Semantic Conventions for Runtime Environment Metrics
Status: Experimental
This document includes semantic conventions for runtime environment level metrics in OpenTelemetry. Also consider the general metric, system metrics and OS Process metrics semantic conventions when instrumenting runtime environments.
Metric Instruments
Runtime environments vary widely in their terminology, implementation, and relative values for a given metric. For example, Go and Python are both garbage collected languages, but comparing heap usage between the Go and CPython runtimes directly is not meaningful. For this reason, this document does not propose any standard top-level runtime metric instruments. See OTEP 108 for additional discussion.
Runtime Environment Specific Metrics - runtime.{environment}.
Metrics specific to a certain runtime environment should be prefixed with
runtime.{environment}.
and follow the semantic conventions outlined in
general metric semantic
conventions. Authors of
runtime instrumentations are responsible for the choice of {environment}
to
avoid ambiguity when interpreting a metric’s name or values.
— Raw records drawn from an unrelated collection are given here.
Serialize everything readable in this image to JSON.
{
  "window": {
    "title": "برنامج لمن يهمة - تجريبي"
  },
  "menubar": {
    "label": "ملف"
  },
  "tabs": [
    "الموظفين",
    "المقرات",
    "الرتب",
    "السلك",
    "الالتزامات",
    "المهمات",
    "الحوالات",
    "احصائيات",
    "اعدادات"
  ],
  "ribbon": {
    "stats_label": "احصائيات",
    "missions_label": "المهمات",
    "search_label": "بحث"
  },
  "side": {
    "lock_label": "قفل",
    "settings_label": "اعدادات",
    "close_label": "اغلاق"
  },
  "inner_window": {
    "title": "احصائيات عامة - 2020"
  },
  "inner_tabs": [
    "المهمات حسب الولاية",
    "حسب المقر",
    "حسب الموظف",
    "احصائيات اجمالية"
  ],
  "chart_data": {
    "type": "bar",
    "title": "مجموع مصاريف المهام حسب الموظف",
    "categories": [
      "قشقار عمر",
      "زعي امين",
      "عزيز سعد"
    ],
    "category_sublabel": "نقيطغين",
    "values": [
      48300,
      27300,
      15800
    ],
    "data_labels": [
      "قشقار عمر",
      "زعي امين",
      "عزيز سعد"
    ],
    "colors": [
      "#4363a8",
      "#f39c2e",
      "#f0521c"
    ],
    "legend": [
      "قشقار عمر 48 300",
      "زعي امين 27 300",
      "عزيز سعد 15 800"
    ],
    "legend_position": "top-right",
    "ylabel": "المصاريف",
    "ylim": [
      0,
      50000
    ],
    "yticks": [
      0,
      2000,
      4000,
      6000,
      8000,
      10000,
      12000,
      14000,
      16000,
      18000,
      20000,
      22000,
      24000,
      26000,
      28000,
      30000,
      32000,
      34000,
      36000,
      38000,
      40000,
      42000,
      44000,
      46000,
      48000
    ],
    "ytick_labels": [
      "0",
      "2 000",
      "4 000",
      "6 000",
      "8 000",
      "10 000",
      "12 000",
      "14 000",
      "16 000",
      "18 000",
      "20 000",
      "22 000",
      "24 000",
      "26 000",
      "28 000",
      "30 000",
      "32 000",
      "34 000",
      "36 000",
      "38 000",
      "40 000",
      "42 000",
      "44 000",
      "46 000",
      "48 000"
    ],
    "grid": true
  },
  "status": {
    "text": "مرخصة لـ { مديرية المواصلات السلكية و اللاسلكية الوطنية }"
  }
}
For example, some programming languages have multiple runtime environments
that vary significantly in their implementation, like Python which has many
implementations. For
such languages, consider using specific {environment}
prefixes to avoid
ambiguity, like runtime.cpython.
and runtime.pypy.
.
There are other dimensions even within a given runtime environment to consider, for example pthreads vs green thread implementations.